I processed my 16S rRNA amplicon sequencing data in QIIME 2 (using Deblur).
The pipeline was: raw input reads → joining → trimming → Deblur denoising → chimera filtering.

In the end, only about 25% of the raw reads remain as non-chimera reads.
In other words, the overall retention rate from raw to final non-chimera reads is ~25%.

From what I’ve read, typical expectations are:

  • ~50–90% retention after joining (depending on read length/quality),
  • additional loss during denoising (Deblur often removes 30–50% of reads),
  • ~10–30% removed during chimera filtering.

That suggests that 40–70% final retention is often considered “healthy”, although values as low as ~25–30% are sometimes reported, especially with lower quality data or strict trimming parameters.

My questions:

  1. Is ~25% final retention still acceptable for downstream diversity analyses?
  2. What retention percentage is generally considered a reasonable minimum in practice (e.g. ≥30% or ≥40%)?

Any advice or shared experience would be greatly appreciated!

Hello @gy.park,

Welcome to the forums! :qiime2:

As is often the case, it depends ™

On high biomass samples with lots of DNA extracted with lots of PCR product, keeping 70% or 80% is possible.

But when biomess drops, then less DNA is extracted, then more PCR cycles are needed, and more chimeras are made.

I would argue that it's better to have fewer, high quality reads, than more reads of worse quality. Even though it makes total retention go down, I want chimera to be removed!

It's a tradeoff between quality and quantity, which depends on the biological context. :balance_scale:

In addition to percent of reads that pass filter, consider the count of reads that pass filter. For example, if I'm using NextSeq, I might have 200k reads per sample, and keeping only 40% still results in 80k reads per sample.
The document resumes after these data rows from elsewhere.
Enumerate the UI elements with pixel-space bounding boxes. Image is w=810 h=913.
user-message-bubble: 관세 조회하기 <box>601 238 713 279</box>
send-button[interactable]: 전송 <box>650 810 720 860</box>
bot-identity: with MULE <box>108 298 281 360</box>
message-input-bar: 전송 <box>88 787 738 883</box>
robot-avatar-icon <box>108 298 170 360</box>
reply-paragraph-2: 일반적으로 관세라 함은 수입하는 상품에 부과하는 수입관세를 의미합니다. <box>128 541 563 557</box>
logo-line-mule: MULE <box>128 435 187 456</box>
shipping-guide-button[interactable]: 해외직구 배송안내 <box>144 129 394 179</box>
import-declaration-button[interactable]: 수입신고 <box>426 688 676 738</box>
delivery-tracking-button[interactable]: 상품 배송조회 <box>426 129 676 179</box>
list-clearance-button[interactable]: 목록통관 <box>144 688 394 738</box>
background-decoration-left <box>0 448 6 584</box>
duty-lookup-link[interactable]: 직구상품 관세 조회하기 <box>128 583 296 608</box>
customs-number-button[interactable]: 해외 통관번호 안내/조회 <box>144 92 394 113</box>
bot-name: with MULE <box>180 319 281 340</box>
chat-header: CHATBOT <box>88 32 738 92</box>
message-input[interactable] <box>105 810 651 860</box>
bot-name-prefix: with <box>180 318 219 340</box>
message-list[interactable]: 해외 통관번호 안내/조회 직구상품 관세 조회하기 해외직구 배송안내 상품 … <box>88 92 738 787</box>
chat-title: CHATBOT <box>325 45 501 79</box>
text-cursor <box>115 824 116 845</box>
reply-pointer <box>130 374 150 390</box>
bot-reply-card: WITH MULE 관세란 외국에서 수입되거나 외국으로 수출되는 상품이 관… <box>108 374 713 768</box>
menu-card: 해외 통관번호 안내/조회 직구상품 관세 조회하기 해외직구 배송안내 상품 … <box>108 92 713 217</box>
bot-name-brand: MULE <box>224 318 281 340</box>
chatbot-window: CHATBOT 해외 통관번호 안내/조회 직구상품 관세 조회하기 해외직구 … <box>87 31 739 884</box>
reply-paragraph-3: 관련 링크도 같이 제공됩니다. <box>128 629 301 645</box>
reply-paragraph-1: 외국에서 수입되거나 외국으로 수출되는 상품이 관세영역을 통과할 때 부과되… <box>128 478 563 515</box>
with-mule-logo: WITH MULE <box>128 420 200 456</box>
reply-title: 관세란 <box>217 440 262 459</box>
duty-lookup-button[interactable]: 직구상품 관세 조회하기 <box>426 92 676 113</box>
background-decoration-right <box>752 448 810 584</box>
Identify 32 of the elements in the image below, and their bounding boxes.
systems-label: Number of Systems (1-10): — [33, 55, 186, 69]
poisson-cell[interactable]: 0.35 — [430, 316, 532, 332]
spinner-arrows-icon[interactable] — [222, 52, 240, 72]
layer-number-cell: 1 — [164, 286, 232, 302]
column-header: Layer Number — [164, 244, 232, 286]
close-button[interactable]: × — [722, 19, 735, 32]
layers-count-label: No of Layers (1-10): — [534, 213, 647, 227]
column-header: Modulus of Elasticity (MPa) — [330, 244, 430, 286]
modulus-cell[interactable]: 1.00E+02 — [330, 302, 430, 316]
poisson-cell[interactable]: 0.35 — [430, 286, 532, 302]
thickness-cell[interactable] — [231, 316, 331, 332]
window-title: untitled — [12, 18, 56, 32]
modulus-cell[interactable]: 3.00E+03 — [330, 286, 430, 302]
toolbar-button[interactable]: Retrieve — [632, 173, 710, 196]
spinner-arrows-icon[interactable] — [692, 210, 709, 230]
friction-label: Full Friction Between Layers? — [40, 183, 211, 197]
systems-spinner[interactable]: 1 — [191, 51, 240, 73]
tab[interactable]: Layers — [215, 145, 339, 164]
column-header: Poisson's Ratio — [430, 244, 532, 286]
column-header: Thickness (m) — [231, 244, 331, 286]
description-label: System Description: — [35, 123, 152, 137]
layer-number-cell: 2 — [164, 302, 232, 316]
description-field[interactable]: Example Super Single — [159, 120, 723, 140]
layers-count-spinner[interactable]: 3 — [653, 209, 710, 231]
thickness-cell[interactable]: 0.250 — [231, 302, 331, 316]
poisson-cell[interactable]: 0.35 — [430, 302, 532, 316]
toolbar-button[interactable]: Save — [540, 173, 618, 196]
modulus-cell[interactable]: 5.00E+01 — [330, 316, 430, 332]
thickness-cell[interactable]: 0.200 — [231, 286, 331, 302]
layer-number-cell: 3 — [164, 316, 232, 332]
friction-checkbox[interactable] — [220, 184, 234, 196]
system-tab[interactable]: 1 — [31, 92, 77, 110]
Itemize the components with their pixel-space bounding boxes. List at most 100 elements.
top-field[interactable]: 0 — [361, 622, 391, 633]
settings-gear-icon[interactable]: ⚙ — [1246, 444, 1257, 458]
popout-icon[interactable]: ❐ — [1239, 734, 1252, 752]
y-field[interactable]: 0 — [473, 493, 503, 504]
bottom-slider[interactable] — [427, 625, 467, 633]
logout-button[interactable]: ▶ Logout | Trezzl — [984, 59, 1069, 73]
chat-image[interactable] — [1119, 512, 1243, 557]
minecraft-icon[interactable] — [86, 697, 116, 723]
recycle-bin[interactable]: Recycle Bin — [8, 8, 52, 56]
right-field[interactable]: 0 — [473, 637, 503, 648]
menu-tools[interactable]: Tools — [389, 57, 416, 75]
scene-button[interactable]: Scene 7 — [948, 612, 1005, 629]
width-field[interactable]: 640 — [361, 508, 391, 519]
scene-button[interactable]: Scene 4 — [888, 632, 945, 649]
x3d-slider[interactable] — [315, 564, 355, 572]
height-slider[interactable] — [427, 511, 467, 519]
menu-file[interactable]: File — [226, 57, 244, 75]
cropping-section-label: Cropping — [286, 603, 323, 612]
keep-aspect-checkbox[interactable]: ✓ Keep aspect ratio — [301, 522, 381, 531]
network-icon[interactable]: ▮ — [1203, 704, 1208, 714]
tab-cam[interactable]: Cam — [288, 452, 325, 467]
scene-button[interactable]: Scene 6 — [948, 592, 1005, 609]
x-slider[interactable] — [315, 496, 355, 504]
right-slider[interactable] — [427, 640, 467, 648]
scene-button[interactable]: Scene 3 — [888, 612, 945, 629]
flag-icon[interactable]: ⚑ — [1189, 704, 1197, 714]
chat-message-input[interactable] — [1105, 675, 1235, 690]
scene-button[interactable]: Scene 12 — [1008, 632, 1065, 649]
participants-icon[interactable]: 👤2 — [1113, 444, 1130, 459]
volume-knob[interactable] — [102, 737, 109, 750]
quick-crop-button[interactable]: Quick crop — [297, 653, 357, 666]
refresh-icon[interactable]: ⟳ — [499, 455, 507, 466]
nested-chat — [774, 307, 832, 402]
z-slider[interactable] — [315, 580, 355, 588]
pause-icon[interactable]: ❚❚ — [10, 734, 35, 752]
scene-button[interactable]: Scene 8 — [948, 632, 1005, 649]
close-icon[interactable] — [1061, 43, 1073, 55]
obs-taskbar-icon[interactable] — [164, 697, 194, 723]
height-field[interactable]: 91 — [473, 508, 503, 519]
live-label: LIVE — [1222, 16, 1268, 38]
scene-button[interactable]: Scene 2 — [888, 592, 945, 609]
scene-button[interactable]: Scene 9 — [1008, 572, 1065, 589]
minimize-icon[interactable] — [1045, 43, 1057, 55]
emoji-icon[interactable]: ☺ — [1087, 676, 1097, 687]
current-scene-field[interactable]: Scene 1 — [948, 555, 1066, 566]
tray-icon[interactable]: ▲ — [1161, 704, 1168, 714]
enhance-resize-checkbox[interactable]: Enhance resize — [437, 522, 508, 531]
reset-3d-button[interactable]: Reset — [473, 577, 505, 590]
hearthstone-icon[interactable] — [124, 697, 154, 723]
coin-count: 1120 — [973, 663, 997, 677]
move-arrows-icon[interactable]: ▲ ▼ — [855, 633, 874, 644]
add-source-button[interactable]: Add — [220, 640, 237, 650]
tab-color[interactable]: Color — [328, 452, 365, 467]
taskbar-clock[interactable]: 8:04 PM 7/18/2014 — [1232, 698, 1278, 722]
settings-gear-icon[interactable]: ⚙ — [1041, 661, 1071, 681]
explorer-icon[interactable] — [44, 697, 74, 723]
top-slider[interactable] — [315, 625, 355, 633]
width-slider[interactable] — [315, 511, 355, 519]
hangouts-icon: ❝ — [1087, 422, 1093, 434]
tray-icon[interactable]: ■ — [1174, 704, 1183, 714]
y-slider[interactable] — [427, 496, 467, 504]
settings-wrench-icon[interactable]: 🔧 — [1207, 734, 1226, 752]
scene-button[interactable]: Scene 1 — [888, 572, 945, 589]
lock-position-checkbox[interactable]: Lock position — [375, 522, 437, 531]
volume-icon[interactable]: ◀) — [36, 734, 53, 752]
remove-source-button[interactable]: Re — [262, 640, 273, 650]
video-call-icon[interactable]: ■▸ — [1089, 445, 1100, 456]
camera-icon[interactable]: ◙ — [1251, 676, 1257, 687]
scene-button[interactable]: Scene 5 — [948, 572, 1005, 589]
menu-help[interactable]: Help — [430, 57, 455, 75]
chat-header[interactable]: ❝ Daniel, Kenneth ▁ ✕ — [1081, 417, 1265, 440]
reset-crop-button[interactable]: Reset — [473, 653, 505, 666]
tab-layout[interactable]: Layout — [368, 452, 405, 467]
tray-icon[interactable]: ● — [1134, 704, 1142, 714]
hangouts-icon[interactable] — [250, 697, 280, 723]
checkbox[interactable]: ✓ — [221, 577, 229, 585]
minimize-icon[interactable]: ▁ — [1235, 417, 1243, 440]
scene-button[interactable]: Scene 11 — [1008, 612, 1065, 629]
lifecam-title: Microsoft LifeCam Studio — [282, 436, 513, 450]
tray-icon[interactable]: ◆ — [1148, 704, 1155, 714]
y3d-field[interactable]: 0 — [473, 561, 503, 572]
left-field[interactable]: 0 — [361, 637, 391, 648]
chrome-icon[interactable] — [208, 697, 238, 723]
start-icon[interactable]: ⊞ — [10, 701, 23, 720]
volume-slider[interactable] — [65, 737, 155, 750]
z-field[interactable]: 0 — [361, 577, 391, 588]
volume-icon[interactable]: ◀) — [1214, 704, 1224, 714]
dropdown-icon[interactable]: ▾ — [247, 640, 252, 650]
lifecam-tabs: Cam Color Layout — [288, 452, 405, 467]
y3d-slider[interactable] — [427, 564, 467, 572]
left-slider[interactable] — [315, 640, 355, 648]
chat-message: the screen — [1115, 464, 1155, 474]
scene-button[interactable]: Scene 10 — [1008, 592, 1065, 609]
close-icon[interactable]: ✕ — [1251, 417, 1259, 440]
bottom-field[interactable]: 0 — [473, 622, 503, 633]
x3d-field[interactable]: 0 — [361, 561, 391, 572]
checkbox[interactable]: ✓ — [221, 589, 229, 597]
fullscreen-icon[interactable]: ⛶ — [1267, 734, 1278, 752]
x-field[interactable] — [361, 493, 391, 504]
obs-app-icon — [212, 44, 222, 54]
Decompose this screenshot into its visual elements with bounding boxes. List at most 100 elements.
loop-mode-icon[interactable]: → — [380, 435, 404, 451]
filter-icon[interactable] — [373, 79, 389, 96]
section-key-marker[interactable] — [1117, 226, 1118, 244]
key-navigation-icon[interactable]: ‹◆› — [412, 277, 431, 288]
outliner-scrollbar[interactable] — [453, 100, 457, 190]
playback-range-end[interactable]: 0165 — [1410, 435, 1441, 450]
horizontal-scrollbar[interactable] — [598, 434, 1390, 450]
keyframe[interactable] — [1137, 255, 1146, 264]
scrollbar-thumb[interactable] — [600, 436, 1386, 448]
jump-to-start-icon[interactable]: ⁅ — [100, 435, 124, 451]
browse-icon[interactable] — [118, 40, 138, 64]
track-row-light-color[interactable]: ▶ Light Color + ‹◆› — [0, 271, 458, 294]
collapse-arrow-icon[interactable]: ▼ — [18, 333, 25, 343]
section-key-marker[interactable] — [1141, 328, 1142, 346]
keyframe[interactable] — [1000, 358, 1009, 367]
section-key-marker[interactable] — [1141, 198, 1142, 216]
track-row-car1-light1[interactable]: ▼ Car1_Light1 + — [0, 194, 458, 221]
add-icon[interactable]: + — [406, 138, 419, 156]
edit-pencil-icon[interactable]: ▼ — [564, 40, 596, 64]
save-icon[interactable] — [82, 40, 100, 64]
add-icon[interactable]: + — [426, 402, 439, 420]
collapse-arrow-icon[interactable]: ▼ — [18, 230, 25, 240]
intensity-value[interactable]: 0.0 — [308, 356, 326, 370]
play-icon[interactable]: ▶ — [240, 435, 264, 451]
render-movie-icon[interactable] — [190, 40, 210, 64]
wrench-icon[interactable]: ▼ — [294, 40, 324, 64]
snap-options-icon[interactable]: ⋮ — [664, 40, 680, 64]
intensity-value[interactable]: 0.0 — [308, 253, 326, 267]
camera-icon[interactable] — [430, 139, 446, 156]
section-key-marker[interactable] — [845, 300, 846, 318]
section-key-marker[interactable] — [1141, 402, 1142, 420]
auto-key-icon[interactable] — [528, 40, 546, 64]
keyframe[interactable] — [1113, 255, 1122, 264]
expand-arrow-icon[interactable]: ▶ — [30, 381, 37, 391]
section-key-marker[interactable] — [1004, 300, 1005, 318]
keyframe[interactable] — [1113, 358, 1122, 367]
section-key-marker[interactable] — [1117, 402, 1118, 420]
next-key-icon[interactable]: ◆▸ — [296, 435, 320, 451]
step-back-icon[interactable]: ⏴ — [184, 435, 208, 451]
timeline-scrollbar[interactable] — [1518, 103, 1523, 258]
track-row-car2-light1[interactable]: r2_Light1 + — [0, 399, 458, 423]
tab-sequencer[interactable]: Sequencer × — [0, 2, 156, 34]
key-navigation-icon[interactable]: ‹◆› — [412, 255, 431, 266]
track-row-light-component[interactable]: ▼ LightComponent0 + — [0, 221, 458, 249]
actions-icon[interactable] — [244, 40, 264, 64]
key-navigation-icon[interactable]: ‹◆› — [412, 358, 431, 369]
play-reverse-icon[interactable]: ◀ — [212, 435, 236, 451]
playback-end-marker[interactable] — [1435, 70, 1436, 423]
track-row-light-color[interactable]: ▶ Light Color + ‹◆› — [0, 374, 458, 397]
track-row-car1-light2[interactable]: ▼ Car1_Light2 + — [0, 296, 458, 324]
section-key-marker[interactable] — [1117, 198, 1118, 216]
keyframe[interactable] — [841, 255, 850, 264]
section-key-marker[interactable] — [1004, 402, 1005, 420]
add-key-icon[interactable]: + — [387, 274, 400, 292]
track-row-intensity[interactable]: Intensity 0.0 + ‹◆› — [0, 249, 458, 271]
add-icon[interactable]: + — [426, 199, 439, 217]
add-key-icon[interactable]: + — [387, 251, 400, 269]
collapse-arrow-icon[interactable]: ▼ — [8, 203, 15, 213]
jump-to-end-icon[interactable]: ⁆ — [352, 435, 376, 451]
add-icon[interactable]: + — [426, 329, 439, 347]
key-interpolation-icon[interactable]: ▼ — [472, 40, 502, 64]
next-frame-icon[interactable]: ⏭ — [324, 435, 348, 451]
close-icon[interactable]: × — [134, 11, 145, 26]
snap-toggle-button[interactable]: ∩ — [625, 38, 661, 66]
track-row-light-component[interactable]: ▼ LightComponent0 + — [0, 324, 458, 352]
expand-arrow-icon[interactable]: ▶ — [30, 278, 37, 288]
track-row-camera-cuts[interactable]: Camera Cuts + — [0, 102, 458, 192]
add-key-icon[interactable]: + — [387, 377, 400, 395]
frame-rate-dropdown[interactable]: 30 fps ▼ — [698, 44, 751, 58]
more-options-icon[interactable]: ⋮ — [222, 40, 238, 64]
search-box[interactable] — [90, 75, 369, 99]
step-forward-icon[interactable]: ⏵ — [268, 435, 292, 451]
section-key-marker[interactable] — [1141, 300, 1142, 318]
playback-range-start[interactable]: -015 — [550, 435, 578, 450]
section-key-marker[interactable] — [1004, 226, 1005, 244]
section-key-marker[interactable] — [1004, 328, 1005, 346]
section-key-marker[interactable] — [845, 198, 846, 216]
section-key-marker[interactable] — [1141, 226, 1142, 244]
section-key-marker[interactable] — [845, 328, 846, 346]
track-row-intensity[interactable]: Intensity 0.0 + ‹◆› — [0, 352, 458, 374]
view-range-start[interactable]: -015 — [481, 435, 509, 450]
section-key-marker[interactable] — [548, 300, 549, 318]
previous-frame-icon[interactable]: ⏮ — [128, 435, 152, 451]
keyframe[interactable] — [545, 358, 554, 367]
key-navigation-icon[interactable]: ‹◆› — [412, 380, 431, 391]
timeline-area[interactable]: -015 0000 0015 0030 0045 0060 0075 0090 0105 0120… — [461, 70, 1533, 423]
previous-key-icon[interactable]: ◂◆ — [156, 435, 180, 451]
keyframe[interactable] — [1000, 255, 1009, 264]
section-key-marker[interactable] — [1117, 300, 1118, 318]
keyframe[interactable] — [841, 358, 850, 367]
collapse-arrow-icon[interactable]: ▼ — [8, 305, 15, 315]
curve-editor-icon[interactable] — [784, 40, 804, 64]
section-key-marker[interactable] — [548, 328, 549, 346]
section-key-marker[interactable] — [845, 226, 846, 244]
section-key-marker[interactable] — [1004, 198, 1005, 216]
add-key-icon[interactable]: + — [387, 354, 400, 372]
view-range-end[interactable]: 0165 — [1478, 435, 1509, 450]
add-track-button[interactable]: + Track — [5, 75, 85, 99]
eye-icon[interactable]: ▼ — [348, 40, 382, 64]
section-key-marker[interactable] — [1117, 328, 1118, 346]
Is 80k reads per sample enough? :thinking:

  • Well, you can run a power analysis if you know what power you need to answer a specific question.
  • This Nature paper used "an average of 80,000 sequences per sample" and they got published!

I find that reviewer 3 rarely bothers me about read depth :person_shrugging:

This topic was automatically closed 31 days after the last reply. New replies are no longer allowed.